The function $f$ solves the Cauchy problem for a linear ODE with constant complex coefficients $$y^{(N)}+a_1y^{(N-1)}+\dots+a_Ny=0,$$ $$y^{(k)}(0)=f^{(k)}(0),\quad k=0,1\dots,N-1,$$ where $N=\sum_{j=1}^{M} (m_j+1) \leq n$. The exponents $\lambda_j$, $j=1,\dots,M$ are the roots of the corresponding characteristic equation $$P(\lambda)=\lambda^{N}+a_1\lambda^{N-1}+\dots+a_N\lambda=0$$ with the multiplicities, respectively, $m_j+1$, $j=1,\dots,M$. The coefficients $a_1,\dots a_N$ can be found from the relation $$P(\lambda)=\prod\limits_{j=1}^{M}(\lambda-\lambda_j)^{m_j+1}.$$
Now, a small generic perturbation of the ODE's coefficients will produce an ODE $$y^{(N)}+a_1^{\varepsilon}y^{(N-1)}+\dots+a_N^{\varepsilon}y=0,$$ such that the roots of the corresponding characteristic equation are all simple.
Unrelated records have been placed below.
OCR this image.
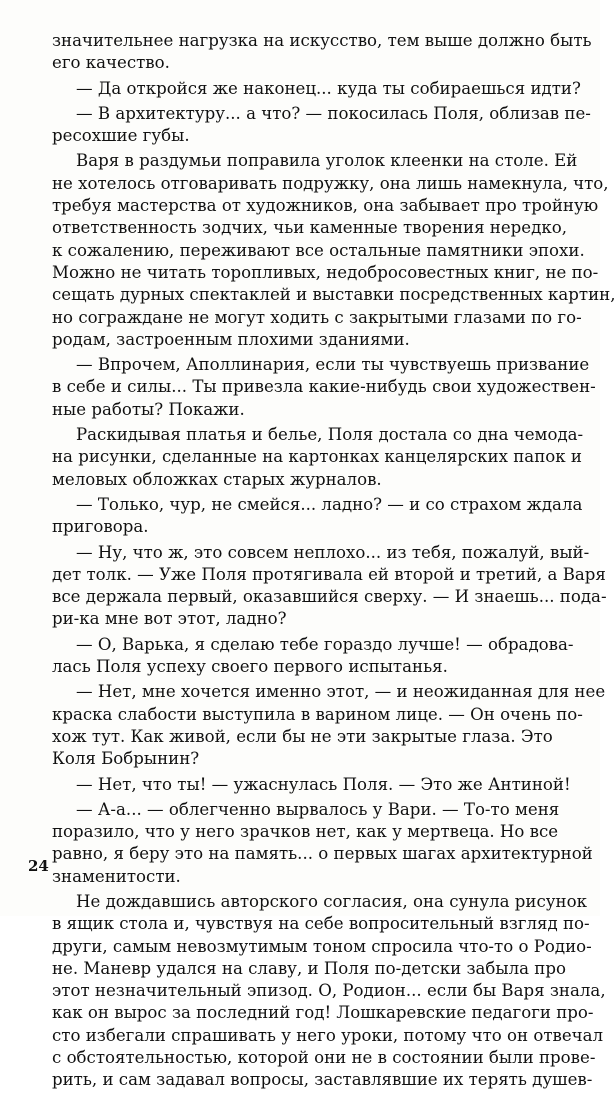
значительнее нагрузка на искусство, тем выше должно быть
его качество.
— Да откройся же наконец... куда ты собираешься идти?
— В архитектуру... а что? — покосилась Поля, облизав пе-
ресохшие губы.
Варя в раздумьи поправила уголок клеенки на столе. Ей
не хотелось отговаривать подружку, она лишь намекнула, что,
требуя мастерства от художников, она забывает про тройную
ответственность зодчих, чьи каменные творения нередко,
к сожалению, переживают все остальные памятники эпохи.
Можно не читать торопливых, недобросовестных книг, не по-
сещать дурных спектаклей и выставки посредственных картин,
но согражданe не могут ходить с закрытыми глазами по го-
родам, застроенным плохими зданиями.
— Впрочем, Аполлинария, если ты чувствуешь призвание
в себе и силы... Ты привезла какие-нибудь свои художествен-
ные работы? Покажи.
Раскидывая платья и белье, Поля достала со дна чемода-
на рисунки, сделанные на картонках канцелярских папок и
меловых обложках старых журналов.
— Только, чур, не смейся... ладно? — и со страхом ждала
приговора.
— Ну, что ж, это совсем неплохо... из тебя, пожалуй, вый-
дет толк. — Уже Поля протягивала ей второй и третий, а Варя
все держала первый, оказавшийся сверху. — И знаешь... пода-
ри-ка мне вот этот, ладно?
— О, Варька, я сделаю тебе гораздо лучше! — обрадова-
лась Поля успеху своего первого испытанья.
— Нет, мне хочется именно этот, — и неожиданная для нее
краска слабости выступила в варином лице. — Он очень по-
хож тут. Как живой, если бы не эти закрытые глаза. Это
Коля Бобрынин?
— Нет, что ты! — ужаснулась Поля. — Это же Антиной!
— А-а... — облегченно вырвалось у Вари. — То-то меня
поразило, что у него зрачков нет, как у мертвеца. Но все
равно, я беру это на память... о первых шагах архитектурной
знаменитости.
Не дождавшись авторского согласия, она сунула рисунок
в ящик стола и, чувствуя на себе вопросительный взгляд по-
други, самым невозмутимым тоном спросила что-то о Родио-
не. Маневр удался на славу, и Поля по-детски забыла про
этот незначительный эпизод. О, Родион... если бы Варя знала,
как он вырос за последний год! Лошкаревские педагоги про-
сто избегали спрашивать у него уроки, потому что он отвечал
с обстоятельностью, которой они не в состоянии были прове-
рить, и сам задавал вопросы, заставлявшие их терять душев-
24
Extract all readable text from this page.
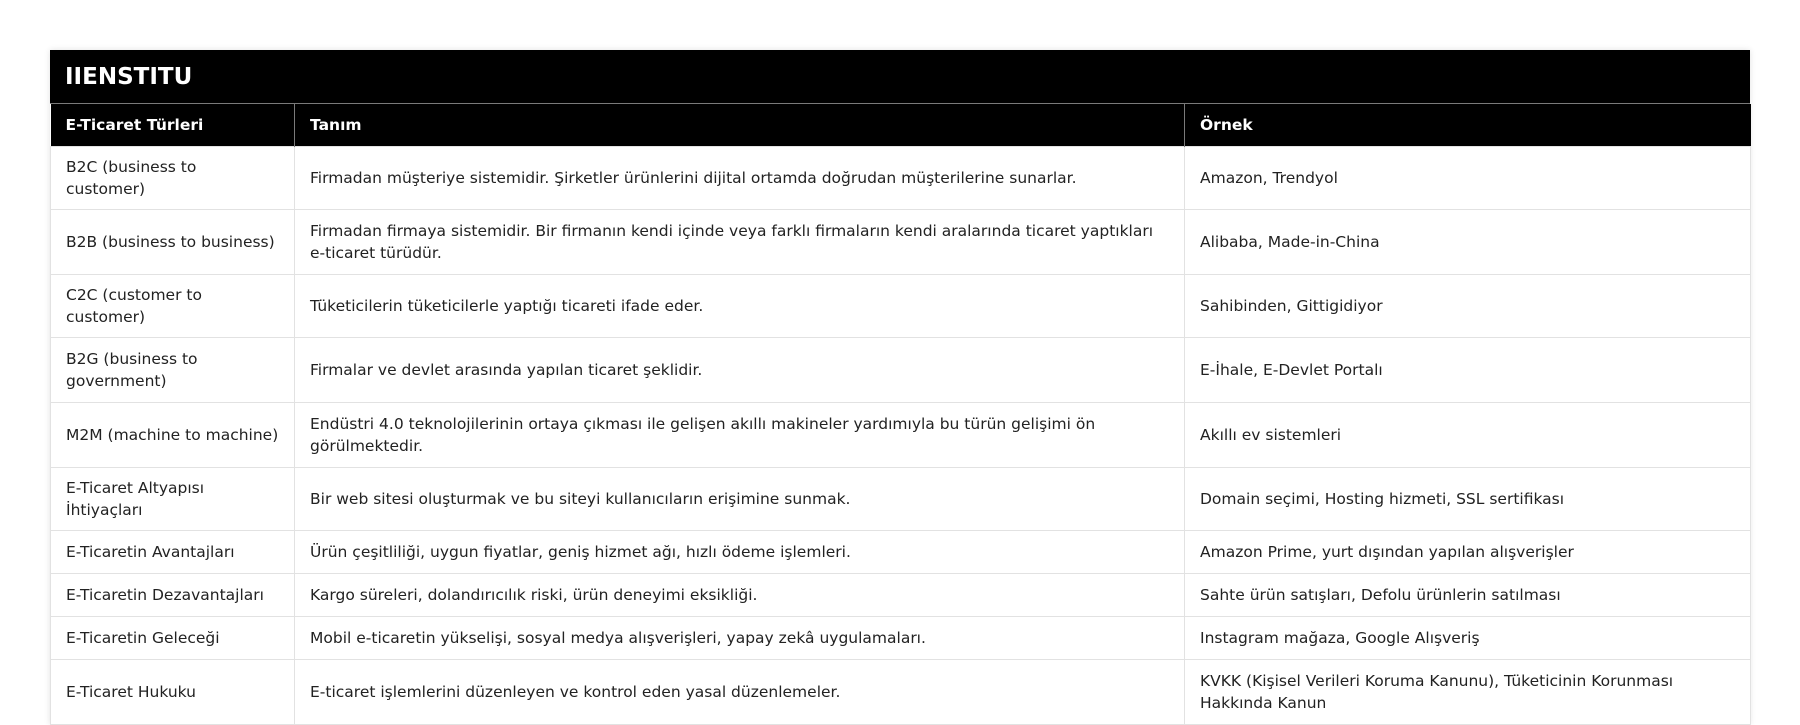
IIENSTITU
E-Ticaret Türleri	Tanım	Örnek
B2C (business to customer)	Firmadan müşteriye sistemidir. Şirketler ürünlerini dijital ortamda doğrudan müşterilerine sunarlar.	Amazon, Trendyol
B2B (business to business)	Firmadan firmaya sistemidir. Bir firmanın kendi içinde veya farklı firmaların kendi aralarında ticaret yaptıkları e-ticaret türüdür.	Alibaba, Made-in-China
C2C (customer to customer)	Tüketicilerin tüketicilerle yaptığı ticareti ifade eder.	Sahibinden, Gittigidiyor
B2G (business to government)	Firmalar ve devlet arasında yapılan ticaret şeklidir.	E-İhale, E-Devlet Portalı
M2M (machine to machine)	Endüstri 4.0 teknolojilerinin ortaya çıkması ile gelişen akıllı makineler yardımıyla bu türün gelişimi ön görülmektedir.	Akıllı ev sistemleri
E-Ticaret Altyapısı İhtiyaçları	Bir web sitesi oluşturmak ve bu siteyi kullanıcıların erişimine sunmak.	Domain seçimi, Hosting hizmeti, SSL sertifikası
E-Ticaretin Avantajları	Ürün çeşitliliği, uygun fiyatlar, geniş hizmet ağı, hızlı ödeme işlemleri.	Amazon Prime, yurt dışından yapılan alışverişler
E-Ticaretin Dezavantajları	Kargo süreleri, dolandırıcılık riski, ürün deneyimi eksikliği.	Sahte ürün satışları, Defolu ürünlerin satılması
E-Ticaretin Geleceği	Mobil e-ticaretin yükselişi, sosyal medya alışverişleri, yapay zekâ uygulamaları.	Instagram mağaza, Google Alışveriş
E-Ticaret Hukuku	E-ticaret işlemlerini düzenleyen ve kontrol eden yasal düzenlemeler.	KVKK (Kişisel Verileri Koruma Kanunu), Tüketicinin Korunması Hakkında Kanun
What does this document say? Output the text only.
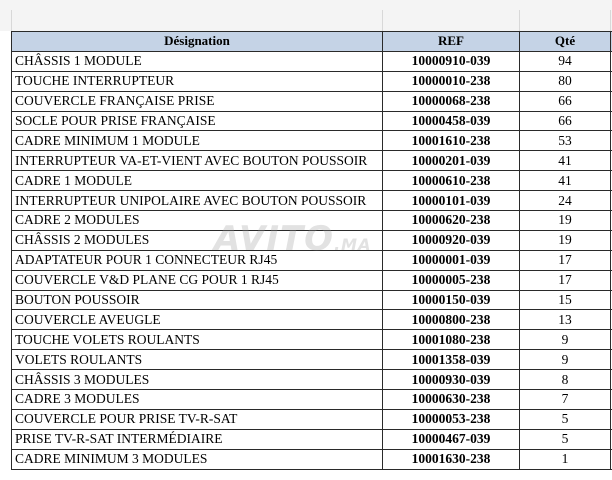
Désignation	REF	Qté	
CHÂSSIS 1 MODULE	10000910-039	94	
TOUCHE INTERRUPTEUR	10000010-238	80	
COUVERCLE FRANÇAISE PRISE	10000068-238	66	
SOCLE POUR PRISE FRANÇAISE	10000458-039	66	
CADRE MINIMUM 1 MODULE	10001610-238	53	
INTERRUPTEUR VA-ET-VIENT AVEC BOUTON POUSSOIR	10000201-039	41	
CADRE 1 MODULE	10000610-238	41	
INTERRUPTEUR UNIPOLAIRE AVEC BOUTON POUSSOIR	10000101-039	24	
CADRE 2 MODULES	10000620-238	19	
CHÂSSIS 2 MODULES	10000920-039	19	
ADAPTATEUR POUR 1 CONNECTEUR RJ45	10000001-039	17	
COUVERCLE V&D PLANE CG POUR 1 RJ45	10000005-238	17	
BOUTON POUSSOIR	10000150-039	15	
COUVERCLE AVEUGLE	10000800-238	13	
TOUCHE VOLETS ROULANTS	10001080-238	9	
VOLETS ROULANTS	10001358-039	9	
CHÂSSIS 3 MODULES	10000930-039	8	
CADRE 3 MODULES	10000630-238	7	
COUVERCLE POUR PRISE TV-R-SAT	10000053-238	5	
PRISE TV-R-SAT INTERMÉDIAIRE	10000467-039	5	
CADRE MINIMUM 3 MODULES	10001630-238	1	
AVITO.MA
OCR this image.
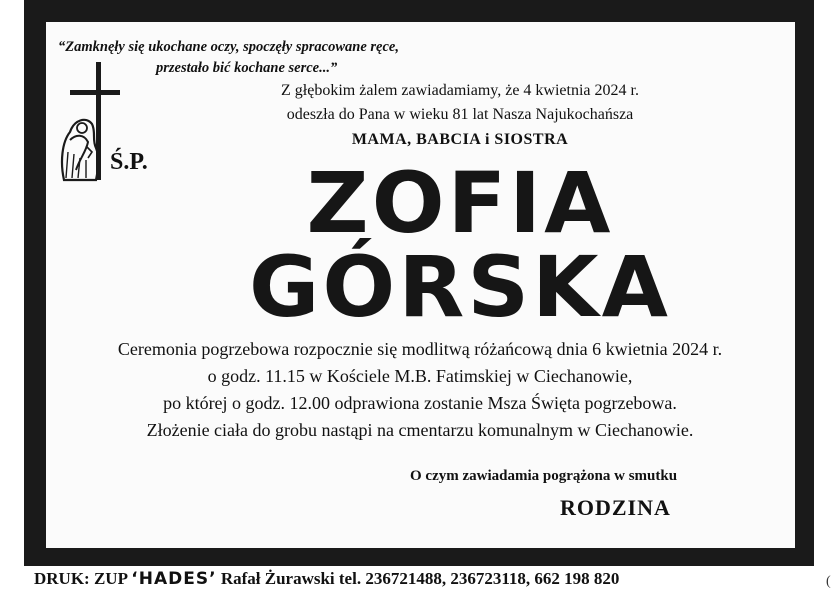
“Zamknęły się ukochane oczy, spoczęły spracowane ręce,
przestało bić kochane serce...”
Z głębokim żalem zawiadamiamy, że 4 kwietnia 2024 r.
odeszła do Pana w wieku 81 lat Nasza Najukochańsza
MAMA, BABCIA i SIOSTRA
Ś.P.	ZOFIA
GÓRSKA
Ceremonia pogrzebowa rozpocznie się modlitwą różańcową dnia 6 kwietnia 2024 r.
o godz. 11.15 w Kościele M.B. Fatimskiej w Ciechanowie,
po której o godz. 12.00 odprawiona zostanie Msza Święta pogrzebowa.
Złożenie ciała do grobu nastąpi na cmentarzu komunalnym w Ciechanowie.
O czym zawiadamia pogrążona w smutku
RODZINA
DRUK: ZUP ‘HADES’ Rafał Żurawski tel. 236721488, 236723118, 662 198 820	(
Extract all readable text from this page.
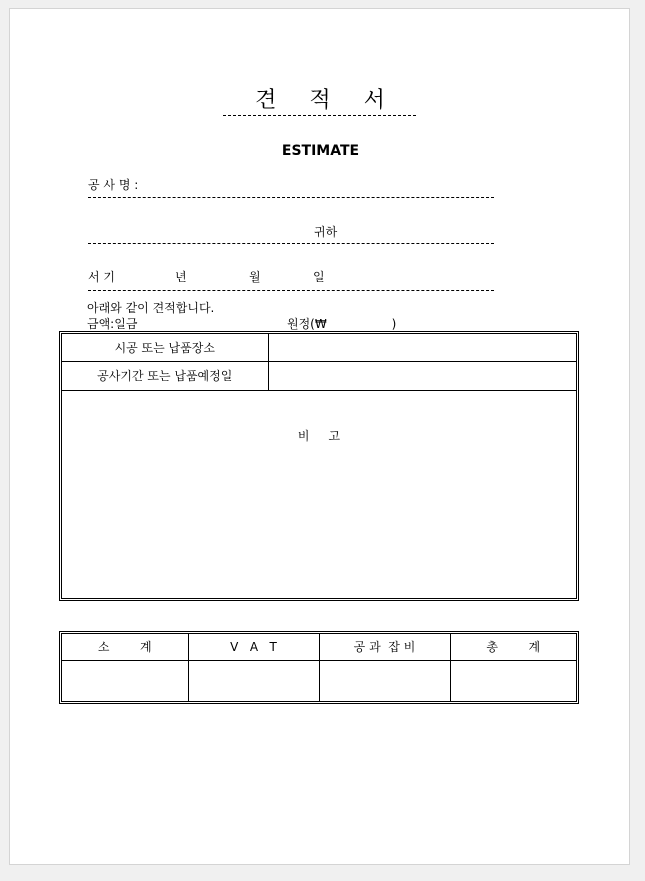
견    적    서
ESTIMATE
공 사 명 :
귀하
서 기	년	월	일
아래와 같이 견적합니다.
금액:일금	원정(₩                 )
시공 또는 납품장소	
공사기간 또는 납품예정일	

비     고	

소        계	V   A   T	공 과  잡 비	총        계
This implies that a solution to the latter ODE belongs to $E_n$. Finally, we may use a standard result that solutions to linear ODEs depend continuously on the coefficients (in the topology of uniform convergence on finite time intervals).
By induction on $n$. If $n=1$, no problem. If $n \geq 2$, if the polynomials $p_{m_j}$ are all constant, still no problem. So assume $p_{m_1}$ nonconstant. Approximating $f$ is the same as approximating $t \mapsto e^{-\lambda_1 t} f(t)$, so we may assume $\lambda_1=0$. Then we approximate $f'$, using induction (since $\lambda_1=0$, $\sum_{j=1}^M (m_j+1)$ is less for $f'$). Now if $f'-u_0$ is small, with $u_0(t) = \sum_{k=1}^{n-1} c_k e^{\mu_k t}$, then $f-u$ is also small, where $u(t)=f(0)-\sum_{k=1}^{n-1} c_k/\mu_k + \sum_{k=1}^{n-1} \frac{c_k}{\mu_k} e^{\mu_k t}$ (using integration). The only problem here is that maybe $\mu_k=0$ for some $k$. But we can take $\mu_k$ very small but nonzero instead, $u_0$ is still close to $f'$.
This method gives an algorithm: everything is computable, and the only approximations are in fact the choices of "replacements" for zero $\mu_k$ (if you take it to be $1/n$, you get a sequence).
I think the following is another proof. It suffices to approximate a polynomial of degree n by an exponential polynomial of degree n + 1. Now, define $$ g_{\lambda}(x) = \frac{e^{\lambda x}}{\lambda} - 1. $$ It is easy to check that $\sup_{x\in [0,1]} |g_{\lambda} - x| \leq \frac{1}{2} \lambda$. Also $g_{\lambda}$ has order $2$. Furthermore, we can compute $$ |g_{\lambda}(x)^n - x^n| \leq |g_{\lambda}(x) -x| \cdot n \leq \frac{n}{2} \lambda. $$ And note that $g_{\lambda}(x)^n$ has order $n+1$. So a polynomial of degree $n$ given by $$ P_n(x) = \sum_{k=0}^{n} a_k x^k $$ can be approximated by $$ \sum_{k=0}^{n} a_k (g_{\lambda}(x))^k $$ up to order $n^2 \lambda$. Letting $\lambda \to 0$ implies the claim.